Businesses in the retail, hospitality and leisure sectors are to receive a one-off grant worth up to £9,000, the Chancellor has announced.
This follows the Prime Minister’s announcement that these business will be closed until at least February half-term in order to help control the virus.
The cash is provided on a per-property basis to support businesses through the latest restrictions, and is expected to benefit over 600,000 business properties, worth £4 billion in total across all nations of the UK.
A further £594 million is also being made available for Local Authorities and the Devolved Administrations to support other businesses not eligible for the grants, that might be affected by the restrictions. Businesses should apply to their Local Authorities.
The one-off top-ups will be granted to closed businesses as follows:
– £4,000 for businesses with a rateable value of £15,000 or under
– £6,000 for businesses with a rateable value between £15,000 and £51,000
– £9,000 for businesses with a rateable value of over £51,000
Commenting on the support measures for business announced by the Chancellor, British Chambers of Commerce Director General, Adam Marshall said: ”While this immediate cash flow support for business is welcome, it is not going to be enough to save many firms. We need to see a clear support package for the whole of 2021, not just another incremental intervention.
“The government must move away from this drip-feed approach and set out a long-term plan that allows all businesses of all shapes and sizes to plan, and ultimately survive.
“Many smaller firms won’t qualify for the full headline amounts set out in the Chancellor’s statement, and will be left struggling to see how this new top-up grant will help them out of their cashflow problems.

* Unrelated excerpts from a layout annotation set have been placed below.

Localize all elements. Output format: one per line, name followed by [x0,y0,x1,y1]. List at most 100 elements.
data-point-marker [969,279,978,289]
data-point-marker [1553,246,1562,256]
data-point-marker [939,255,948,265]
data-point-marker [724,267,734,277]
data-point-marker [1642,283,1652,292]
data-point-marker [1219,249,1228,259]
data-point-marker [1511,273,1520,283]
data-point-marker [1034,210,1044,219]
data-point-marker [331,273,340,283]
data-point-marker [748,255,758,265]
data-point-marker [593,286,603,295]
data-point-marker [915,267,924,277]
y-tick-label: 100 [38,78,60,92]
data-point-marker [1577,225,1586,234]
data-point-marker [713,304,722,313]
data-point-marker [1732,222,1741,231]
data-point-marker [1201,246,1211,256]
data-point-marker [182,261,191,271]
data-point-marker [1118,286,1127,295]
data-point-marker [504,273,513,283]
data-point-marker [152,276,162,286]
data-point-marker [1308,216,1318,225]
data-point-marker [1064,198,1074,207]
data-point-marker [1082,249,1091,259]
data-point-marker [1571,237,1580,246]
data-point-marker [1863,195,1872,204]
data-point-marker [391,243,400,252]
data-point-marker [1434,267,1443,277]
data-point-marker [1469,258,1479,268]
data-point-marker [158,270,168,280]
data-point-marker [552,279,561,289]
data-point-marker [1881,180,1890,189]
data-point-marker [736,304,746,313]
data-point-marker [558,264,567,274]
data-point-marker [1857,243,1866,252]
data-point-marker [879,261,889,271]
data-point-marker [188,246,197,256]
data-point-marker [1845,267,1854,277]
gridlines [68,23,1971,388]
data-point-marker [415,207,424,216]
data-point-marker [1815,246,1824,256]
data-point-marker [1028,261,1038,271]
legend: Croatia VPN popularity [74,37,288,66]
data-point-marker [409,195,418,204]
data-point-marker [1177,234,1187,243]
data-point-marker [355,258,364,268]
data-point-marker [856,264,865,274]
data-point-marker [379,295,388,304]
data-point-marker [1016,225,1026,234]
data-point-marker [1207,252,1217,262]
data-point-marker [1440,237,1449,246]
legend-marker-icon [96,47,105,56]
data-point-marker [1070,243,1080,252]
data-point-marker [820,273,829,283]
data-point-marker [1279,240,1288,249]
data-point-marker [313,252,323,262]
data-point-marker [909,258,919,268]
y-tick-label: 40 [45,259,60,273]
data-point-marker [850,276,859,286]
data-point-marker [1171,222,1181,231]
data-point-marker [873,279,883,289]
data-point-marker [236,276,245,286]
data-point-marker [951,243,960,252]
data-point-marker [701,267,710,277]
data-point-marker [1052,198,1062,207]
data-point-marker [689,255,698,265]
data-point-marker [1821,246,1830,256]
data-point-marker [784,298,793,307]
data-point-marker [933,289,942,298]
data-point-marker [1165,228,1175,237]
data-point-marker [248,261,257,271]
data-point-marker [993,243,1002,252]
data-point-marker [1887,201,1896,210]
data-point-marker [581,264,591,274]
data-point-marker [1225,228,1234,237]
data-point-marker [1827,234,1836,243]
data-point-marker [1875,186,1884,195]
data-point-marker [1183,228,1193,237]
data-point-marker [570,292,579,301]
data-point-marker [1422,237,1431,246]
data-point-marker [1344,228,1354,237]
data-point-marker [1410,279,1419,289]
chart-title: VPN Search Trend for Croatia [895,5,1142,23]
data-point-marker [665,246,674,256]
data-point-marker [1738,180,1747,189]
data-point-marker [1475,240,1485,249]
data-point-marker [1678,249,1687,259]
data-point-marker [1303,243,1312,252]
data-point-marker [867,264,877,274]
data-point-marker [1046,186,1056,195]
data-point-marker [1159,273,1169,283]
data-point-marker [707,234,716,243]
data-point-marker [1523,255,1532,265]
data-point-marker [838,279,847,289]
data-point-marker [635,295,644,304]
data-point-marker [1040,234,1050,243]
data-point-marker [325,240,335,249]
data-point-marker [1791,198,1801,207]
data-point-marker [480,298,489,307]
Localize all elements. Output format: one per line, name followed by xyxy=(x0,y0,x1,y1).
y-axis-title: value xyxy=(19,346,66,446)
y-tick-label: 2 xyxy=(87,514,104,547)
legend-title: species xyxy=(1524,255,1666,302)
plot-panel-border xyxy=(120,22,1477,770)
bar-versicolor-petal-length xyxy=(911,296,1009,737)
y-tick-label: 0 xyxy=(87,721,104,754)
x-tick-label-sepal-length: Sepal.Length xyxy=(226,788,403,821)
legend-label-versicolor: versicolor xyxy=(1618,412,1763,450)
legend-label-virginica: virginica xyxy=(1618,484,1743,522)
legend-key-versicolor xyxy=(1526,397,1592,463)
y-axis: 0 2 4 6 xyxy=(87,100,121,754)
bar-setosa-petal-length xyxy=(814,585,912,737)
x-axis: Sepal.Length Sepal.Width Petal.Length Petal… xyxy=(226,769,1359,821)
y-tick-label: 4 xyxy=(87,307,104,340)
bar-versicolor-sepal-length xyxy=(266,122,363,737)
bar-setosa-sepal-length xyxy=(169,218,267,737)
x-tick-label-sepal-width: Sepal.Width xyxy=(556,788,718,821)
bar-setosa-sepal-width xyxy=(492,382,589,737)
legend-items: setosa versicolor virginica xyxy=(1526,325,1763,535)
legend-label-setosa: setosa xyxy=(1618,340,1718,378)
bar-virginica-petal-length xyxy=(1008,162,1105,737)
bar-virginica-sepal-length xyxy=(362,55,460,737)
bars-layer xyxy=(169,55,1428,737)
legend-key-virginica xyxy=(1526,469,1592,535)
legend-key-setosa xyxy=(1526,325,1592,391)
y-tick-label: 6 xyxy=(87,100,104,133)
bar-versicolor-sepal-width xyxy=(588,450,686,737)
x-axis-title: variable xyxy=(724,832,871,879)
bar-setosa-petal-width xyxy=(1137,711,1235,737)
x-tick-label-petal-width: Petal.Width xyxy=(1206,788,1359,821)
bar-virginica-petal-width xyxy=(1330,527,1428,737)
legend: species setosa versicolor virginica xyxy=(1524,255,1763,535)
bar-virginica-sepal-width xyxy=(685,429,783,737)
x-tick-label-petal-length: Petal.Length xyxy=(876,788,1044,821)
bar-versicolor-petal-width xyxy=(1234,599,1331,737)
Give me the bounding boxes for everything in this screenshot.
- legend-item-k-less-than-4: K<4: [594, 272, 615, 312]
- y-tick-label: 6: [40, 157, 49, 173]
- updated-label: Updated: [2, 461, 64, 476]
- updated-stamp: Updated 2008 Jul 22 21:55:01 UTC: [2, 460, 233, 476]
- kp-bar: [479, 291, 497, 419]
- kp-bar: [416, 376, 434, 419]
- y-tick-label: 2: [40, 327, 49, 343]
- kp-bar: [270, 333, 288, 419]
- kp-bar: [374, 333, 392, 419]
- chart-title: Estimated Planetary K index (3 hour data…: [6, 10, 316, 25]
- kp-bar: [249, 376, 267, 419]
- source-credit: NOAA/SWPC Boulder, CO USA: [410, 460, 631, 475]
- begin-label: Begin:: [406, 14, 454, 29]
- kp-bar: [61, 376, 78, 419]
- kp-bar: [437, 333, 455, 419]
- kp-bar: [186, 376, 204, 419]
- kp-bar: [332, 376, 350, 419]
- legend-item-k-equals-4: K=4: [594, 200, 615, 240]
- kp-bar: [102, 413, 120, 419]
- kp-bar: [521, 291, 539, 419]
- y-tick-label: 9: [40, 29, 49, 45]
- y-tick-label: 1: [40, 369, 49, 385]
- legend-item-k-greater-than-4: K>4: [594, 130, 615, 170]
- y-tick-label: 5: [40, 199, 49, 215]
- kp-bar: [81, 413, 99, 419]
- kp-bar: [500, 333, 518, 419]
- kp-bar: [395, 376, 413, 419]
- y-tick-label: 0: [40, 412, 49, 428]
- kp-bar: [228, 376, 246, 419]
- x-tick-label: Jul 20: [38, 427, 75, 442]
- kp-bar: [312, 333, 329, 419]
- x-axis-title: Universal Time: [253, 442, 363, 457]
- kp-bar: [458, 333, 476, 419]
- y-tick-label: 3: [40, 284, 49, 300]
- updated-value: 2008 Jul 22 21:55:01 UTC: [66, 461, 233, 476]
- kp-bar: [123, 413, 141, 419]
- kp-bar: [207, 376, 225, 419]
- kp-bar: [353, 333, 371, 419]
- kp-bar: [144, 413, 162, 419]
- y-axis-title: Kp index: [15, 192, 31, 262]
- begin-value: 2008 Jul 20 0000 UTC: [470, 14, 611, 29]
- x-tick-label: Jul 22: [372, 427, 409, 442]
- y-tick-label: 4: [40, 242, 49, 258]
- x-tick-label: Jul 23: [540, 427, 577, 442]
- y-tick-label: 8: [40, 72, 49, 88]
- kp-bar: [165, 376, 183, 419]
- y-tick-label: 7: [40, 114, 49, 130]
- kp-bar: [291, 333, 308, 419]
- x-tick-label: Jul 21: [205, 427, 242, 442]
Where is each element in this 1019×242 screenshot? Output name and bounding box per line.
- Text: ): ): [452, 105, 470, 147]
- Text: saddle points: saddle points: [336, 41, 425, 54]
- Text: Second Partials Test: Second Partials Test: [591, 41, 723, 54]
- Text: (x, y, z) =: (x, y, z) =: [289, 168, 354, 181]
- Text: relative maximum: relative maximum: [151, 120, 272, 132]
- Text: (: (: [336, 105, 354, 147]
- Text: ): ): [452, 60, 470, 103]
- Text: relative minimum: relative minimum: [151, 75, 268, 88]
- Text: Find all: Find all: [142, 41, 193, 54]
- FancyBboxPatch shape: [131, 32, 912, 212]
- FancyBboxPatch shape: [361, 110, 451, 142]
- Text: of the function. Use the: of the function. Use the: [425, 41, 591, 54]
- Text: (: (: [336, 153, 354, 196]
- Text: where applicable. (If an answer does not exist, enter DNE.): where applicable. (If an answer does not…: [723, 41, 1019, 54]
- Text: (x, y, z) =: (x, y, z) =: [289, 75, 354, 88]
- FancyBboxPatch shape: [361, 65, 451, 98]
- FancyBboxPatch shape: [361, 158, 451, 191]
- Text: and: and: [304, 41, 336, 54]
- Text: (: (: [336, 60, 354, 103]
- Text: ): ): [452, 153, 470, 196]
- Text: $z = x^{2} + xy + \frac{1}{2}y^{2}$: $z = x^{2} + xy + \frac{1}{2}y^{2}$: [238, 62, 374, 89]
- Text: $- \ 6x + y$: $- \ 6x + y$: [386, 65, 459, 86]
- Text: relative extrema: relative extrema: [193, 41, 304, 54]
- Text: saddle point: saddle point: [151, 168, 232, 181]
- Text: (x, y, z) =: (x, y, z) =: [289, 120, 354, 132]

“Support must be sufficient to cover not just those on the front line of retail, hospitality and leisure, but also firms in supply chains and wider business communities who are also feeling the devastating impacts of these restrictions.”
Federation of Small Businesses (FSB) National Chair Mike Cherry said: “While this additional financial support will be a lifeline to 600,000 businesses and therefore has value, there is a need for a plan that matches the scale of the economic damage we are seeing.
“For many it just won’t be enough for businesses who are already under the cosh and on the brink.
“These funds come after a disappointing festive period and are followed by a last minute lockdown and do not go far enough to match the scale of the crisis that small firms are facing.
“There remain too many groups who need more support to weather this storm such as the newly self-employed, those in supply chains and company directors. We continue to call on the government to create a Directors Income Support Scheme, mirroring the Self Employed Support Scheme, in the form of a taxable grant for directors of limited companies calculated at 80% of three months average monthly trading profits, paid out in a single instalment and capped at £7,500.
“We also need to see the government make clear its plans for more finance capabilities made available to those who have used their allocations through Bounce Bank Loans as well as extending the period before repayments begin.
“This lockdown is expected to last for some time, even when restrictions ease, many small firms will be unable to function at 100 per cent, if at all. Which is why the government should create a Spring Economy Plan to help firms get through to drive a vaccine-enabled recovery.
“After clawing their way through 2020, the start of the new year looks set to be an even worse one for many. Small businesses are the backbone of our economy, and it is absolutely vital we support them in every way possible until the crisis finally begins to ease.”
Roger Barker, Director of Policy at the Institute of Directors, said: “This new grant package is welcome, and will go some way to reassuring the worst affected businesses.
“We are particularly pleased the Treasury has taken on board our recommendation to increase the discretionary local authority grant fund. This policy has helped to reach those who haven’t been able to access other support. The Government should be prepared to top up the fund if necessary.
“The Chancellor must remain wary of a Spring cliff-edge in business support as the furlough scheme and other support measures unwind. Businesses will also be keen for the Government to continue setting out its plans for the vaccine roll-out, to support their planning. The path of the virus is extremely uncertain, and Government must be agile in its response to prevent lasting economic damage.”